Republican National Committee Chairman Reince Priebus will campaign tonight at a get-out-the vote rally in Morristown, New Jersey with Steve Lonegan, the GOP candidate in tomorrow’s special election to replace the late Frank Lautenberg (D-NJ) in the United States Senate. Lonegan’s aggressive campaign has thrown the error prone Democratic candidate, Newark Mayor Cory Booker, off his game. Most recent polls suggest Lonegan has closed the gap in what was supposed to be a virtual coronation of Booker as Lautenberg’s successor in the traditionally liberal Garden State.
Priebus’ visit comes a week after conservative stalwarts Sarah Palin and Mark Levin hit the campaign trail with Lonegan.
On Monday, Monmouth University released a poll that showed Booker with a ten point lead over Lonegan, 52 percent to 42 percent.

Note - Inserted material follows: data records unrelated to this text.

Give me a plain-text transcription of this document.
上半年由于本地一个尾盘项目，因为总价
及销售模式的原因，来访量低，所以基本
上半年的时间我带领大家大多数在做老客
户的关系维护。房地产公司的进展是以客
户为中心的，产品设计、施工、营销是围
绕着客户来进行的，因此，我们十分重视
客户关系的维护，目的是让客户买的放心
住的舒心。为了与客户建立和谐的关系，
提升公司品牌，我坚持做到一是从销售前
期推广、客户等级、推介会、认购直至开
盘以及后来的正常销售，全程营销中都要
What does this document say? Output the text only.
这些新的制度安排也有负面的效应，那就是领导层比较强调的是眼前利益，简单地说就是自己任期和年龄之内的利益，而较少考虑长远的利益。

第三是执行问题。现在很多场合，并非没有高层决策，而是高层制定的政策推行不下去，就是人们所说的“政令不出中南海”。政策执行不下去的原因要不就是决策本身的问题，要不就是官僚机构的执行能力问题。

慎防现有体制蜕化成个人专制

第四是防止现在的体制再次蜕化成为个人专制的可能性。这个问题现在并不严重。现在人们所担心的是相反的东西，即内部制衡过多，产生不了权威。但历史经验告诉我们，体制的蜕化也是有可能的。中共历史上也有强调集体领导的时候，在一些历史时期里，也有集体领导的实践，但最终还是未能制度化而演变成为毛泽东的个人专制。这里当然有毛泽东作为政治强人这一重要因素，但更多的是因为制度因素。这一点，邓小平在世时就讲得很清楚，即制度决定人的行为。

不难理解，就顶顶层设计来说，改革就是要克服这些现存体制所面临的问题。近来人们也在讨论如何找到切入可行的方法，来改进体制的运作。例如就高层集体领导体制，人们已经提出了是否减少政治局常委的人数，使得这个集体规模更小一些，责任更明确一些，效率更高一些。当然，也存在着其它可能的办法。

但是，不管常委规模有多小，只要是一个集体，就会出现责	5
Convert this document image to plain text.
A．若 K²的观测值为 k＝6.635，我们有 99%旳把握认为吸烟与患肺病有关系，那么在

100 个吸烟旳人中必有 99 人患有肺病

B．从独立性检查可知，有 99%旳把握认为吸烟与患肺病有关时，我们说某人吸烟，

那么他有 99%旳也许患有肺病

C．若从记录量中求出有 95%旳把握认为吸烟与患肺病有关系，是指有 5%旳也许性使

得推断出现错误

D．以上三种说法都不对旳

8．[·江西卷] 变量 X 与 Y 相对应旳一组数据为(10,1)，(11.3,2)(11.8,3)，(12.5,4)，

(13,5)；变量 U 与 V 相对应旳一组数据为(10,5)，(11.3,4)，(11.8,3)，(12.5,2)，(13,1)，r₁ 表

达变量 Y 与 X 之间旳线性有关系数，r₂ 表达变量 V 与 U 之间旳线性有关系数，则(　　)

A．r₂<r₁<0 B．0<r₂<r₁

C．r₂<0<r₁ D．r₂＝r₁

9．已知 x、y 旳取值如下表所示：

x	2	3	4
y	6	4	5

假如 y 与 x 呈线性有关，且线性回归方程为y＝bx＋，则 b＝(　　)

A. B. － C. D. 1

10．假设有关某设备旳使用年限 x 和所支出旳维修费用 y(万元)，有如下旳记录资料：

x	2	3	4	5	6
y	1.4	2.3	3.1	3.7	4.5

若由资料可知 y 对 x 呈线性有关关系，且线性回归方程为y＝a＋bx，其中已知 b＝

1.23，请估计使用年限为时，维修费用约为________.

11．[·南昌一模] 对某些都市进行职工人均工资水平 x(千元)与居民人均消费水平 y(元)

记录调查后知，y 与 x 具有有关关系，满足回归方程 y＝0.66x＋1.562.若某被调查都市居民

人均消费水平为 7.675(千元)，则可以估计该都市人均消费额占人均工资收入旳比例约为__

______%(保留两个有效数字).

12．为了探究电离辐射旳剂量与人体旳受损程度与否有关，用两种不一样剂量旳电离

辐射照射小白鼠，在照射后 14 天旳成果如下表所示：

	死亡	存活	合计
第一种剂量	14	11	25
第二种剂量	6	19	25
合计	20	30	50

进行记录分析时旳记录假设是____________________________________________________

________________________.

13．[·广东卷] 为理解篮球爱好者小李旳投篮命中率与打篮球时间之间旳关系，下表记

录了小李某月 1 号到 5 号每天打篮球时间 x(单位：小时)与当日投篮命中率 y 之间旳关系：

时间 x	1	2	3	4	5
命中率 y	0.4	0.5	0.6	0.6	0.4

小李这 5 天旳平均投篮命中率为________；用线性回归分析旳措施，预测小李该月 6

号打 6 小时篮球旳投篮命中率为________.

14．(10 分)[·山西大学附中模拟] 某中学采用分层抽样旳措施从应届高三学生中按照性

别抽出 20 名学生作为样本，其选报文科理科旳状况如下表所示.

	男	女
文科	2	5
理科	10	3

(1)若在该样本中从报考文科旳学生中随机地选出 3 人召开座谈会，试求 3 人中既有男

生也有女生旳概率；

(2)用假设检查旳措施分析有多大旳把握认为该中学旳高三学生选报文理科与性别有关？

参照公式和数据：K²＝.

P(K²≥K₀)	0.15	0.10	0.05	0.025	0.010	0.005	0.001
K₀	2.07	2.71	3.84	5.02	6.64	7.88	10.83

Earlier, a Rutgers-Eagleton poll showed Booker with a 22 percent lead, 58 percent to 36 percent, which is more in line with most expectations before the campaign began.
Lonegan is the former mayor of Bogota, New Jersey and former state director for Americans for Prosperity who lost a bitter 2009 Republican gubernatorial primary to current Governor Chris Christie. Lonegan has championed the Tea Party movement’s political philosophy of constitutionally limited government, but his fiery personality has ruffled the feathers of establishment politicians in both parties.
On Monday, Lonegan went on the attack again after press reports surfaced that neighbors of the residence Booker has claimed as his own believe that the Newark mayor does not reside in the city whose government he leads, and may not even reside in the state.
The Washington Times reported that Lonegan held a news conference on Monday in front of a building located at 435 Hawthone Avenue in Newark, which Booker had once claimed as his residence. At the news conference Lonegan said “that Newark Mayor Cory Booker, his rival in the New Jersey Senate race, should come clean about where he lives following a news report that raised questions about where the Democrat calls home.”
According to Buzzfeed, Kevin Griffis, communications director for the Booker campaign, called Lonegan’s allegations “laughable.” He added that “Cory Booker has lived for 16 years in some of Newark’s toughest neighborhoods, including for seven years on Hawthorne Avenue, fighting every day to make the city a better place for its residents.”
Booker’s campaign stated that Booker had lived at the Hawthorne Avenue location from 2006 until early 2013. While he lived there, the first floor was vacant, the second floor was occupied by Booker’s 24-hour police security detail, and Booker himself lived on the third floor.
Newark Police Director Samuel DeMaio told Buzzfeed that Booker required a 24-hour security detail because “[t]here have been numerous threats on the mayor’s safety during the last seven years.”
Newark is apparently the only city in the United States with a population of less than one million that provides its mayor with a publicly funded 24-hour police security detail.